Concepteur : L. Foucault
Constructeur : J. Duboscq
Période : 1862

 

Léon Foucault (1819-1868)

Léon Foucault naît à Paris d'un père éditeur. Il sera instruit par un précepteur avant d'intégrer le collège Stanislas à Paris.

Après une tentative d'études de médecine, il se tourne vers la physique et  l'astronomie.

Léon Foucault est un chercheur très actif. La lumière l'intéresse particulièrement et il mène avec Hippolyte Fizeau de nombreuses expériences sur l'intensité de la lumière du soleil et la compare à celle de la chaux dans la flamme du chalumeau oxyhydrique et à celle du carbone dans la lampe à arc.

Jules Duboscq (1817-1886)

Jules Duboscq est ingénieur-opticien français, mécanicien d'une très grande habileté.

Il reprend en 1849 une partie des activités de la Maison Soleil sous la dénomination Maison Duboscq  suite à la scission de la maison Soleil en 1849.

La branche qui allait se révéler la plus importante fut dirigée de 1849 à 1883 par Jules Duboscq, gendre de Soleil.
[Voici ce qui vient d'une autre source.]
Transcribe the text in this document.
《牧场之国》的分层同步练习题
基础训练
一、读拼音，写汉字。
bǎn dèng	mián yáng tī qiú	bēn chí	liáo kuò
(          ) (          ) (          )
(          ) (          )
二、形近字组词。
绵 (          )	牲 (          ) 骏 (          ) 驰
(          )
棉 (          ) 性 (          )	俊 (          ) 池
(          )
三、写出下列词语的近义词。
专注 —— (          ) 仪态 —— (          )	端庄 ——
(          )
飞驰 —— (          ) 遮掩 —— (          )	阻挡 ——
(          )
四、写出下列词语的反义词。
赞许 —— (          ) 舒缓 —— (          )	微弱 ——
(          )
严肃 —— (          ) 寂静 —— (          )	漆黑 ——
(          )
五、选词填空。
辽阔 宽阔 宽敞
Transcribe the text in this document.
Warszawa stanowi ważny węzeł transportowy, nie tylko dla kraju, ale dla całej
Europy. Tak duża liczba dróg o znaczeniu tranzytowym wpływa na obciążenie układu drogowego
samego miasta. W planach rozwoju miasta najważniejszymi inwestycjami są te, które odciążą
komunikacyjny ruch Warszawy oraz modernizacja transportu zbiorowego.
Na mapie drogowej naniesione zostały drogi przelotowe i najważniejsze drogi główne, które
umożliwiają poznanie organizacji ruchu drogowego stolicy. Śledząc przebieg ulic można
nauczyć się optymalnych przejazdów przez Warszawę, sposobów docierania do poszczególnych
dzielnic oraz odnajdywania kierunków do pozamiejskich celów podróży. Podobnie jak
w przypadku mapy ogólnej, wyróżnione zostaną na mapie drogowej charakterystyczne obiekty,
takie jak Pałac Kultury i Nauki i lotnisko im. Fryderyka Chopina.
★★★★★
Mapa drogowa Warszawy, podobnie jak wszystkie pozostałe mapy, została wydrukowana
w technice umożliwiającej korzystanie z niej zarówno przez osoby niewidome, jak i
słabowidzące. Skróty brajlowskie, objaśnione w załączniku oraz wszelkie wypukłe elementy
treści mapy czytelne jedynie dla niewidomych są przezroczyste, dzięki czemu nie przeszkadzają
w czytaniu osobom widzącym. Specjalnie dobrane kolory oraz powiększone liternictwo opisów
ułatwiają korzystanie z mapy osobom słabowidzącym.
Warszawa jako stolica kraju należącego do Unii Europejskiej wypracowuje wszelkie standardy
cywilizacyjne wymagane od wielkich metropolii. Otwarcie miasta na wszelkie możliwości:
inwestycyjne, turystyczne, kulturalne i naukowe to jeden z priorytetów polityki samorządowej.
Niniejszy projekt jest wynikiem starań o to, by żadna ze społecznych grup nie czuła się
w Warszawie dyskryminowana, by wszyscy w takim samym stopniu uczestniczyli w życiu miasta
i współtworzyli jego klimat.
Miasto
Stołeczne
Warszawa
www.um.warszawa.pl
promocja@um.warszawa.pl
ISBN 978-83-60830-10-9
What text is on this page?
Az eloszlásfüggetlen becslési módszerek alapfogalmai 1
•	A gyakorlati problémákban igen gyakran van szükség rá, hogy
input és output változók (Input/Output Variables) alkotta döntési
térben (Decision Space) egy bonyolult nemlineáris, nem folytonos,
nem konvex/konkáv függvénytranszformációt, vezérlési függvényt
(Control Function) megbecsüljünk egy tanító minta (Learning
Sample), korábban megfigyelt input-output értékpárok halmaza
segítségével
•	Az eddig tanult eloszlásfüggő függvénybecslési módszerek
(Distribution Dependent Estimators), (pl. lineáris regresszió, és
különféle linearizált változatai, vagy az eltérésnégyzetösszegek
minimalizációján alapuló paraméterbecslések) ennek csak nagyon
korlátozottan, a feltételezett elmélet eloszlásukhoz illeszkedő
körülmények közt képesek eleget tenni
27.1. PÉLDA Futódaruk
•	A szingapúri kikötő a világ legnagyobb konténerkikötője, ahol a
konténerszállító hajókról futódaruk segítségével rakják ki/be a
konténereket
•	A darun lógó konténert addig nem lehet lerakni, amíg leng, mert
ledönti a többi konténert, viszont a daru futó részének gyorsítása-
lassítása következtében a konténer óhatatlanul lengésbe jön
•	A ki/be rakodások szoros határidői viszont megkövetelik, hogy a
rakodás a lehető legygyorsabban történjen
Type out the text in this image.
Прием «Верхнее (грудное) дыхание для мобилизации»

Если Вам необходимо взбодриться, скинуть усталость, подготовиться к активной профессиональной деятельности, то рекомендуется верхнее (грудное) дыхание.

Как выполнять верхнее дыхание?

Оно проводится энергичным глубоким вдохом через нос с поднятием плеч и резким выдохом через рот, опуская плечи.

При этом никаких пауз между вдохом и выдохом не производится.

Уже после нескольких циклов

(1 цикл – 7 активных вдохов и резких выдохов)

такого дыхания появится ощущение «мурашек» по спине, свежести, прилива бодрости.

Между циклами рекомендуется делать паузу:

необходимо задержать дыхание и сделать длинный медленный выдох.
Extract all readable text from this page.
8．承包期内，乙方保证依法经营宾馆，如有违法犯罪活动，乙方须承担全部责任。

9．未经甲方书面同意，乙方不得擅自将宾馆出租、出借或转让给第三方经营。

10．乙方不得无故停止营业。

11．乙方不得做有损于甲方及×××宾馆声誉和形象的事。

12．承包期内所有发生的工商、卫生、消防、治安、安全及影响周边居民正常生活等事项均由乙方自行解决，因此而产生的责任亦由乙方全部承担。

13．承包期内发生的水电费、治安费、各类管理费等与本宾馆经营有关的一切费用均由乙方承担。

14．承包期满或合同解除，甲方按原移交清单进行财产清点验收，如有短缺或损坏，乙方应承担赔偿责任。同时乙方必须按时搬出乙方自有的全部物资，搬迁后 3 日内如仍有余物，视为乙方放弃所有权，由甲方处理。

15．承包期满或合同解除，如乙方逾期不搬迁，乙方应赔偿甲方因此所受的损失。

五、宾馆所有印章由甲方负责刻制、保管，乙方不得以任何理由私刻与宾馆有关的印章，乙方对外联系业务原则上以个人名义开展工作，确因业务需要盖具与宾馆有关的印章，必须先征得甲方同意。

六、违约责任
Jules Duboscq s'associa d'abord à Philippe Pellin en 1883, puis laissa à ce dernier seul la direction à partir de 1886. Il est le constructeur de l'héliostat de Silbermann et celui de Foucault par la suite.

L'instrument

Un héliostat (de helios, mot grec signifiant Soleil, et stat, racine de stationnaire) est un dispositif  permettant de suivre la course du soleil généralement pour orienter toute la journée les rayons solaires vers un point  ou une petite surface fixe, à l'aide de miroirs.
Le principe est de compenser le mouvement de rotation de la terre par un mécanisme d'horlogerie.
Fahrenheit fut le premier à imaginer ce type d'instrument au XVIIIe siècle, puis de nombreux scientifiques ont essayé d'améliorer son fonctionnement S'Gravesande, Charles, Malus, Gambey, Silbermann, Foucault.
L'héliostat était utilisé notamment en laboratoire de physique pour projeter, au moyen d'un miroir, les rayons du Soleil sur un point fixe, malgré le mouvement apparent de cet astre. De la sorte on obtenait une source lumineuse solaire stable, afin de reproduire la plupart des expériences classiques : éclairage d'un microscope, études de polarisation, de spectroscopie, etc.

Ce « petit » héliostat fut conçu par Foucault et construit par les ateliers Duboscq au début de 1862.
Un mouvement d'horlogerie dans une boîte cylindrique entre en rotation avec la même vitesse que celle du soleil. Dans sa conception simple et robuste, un pilier solide muni d'une fourche supporte le poids du   «grand» miroir, qui mesure 30 cm par 15 cm. L'entraînement équatorial est assuré via son axe polaire et son axe de déclinaison, le miroir lui-même étant entraîné par une alidade (réglette mobile en rotation autour de l'axe vertical ou horizontal d'un instrument permettant la mesure d'angle).
Alors que l'héliostat de Silbermann pouvait être installé à n'importe quelle latitude, celui de Foucault, de part la fixité de l'axe polaire, ne pouvait fonctionner qu'à une latitude donnée. Celui-ci a été spécialement conçu pour fonctionner à la latitude de Toulouse (Toulouse 43 °35').

De nos jours, l'héliostat se rencontre dans diverses installations utilisant l'énergie solaire, notamment les centrales solaires thermiques à concentration.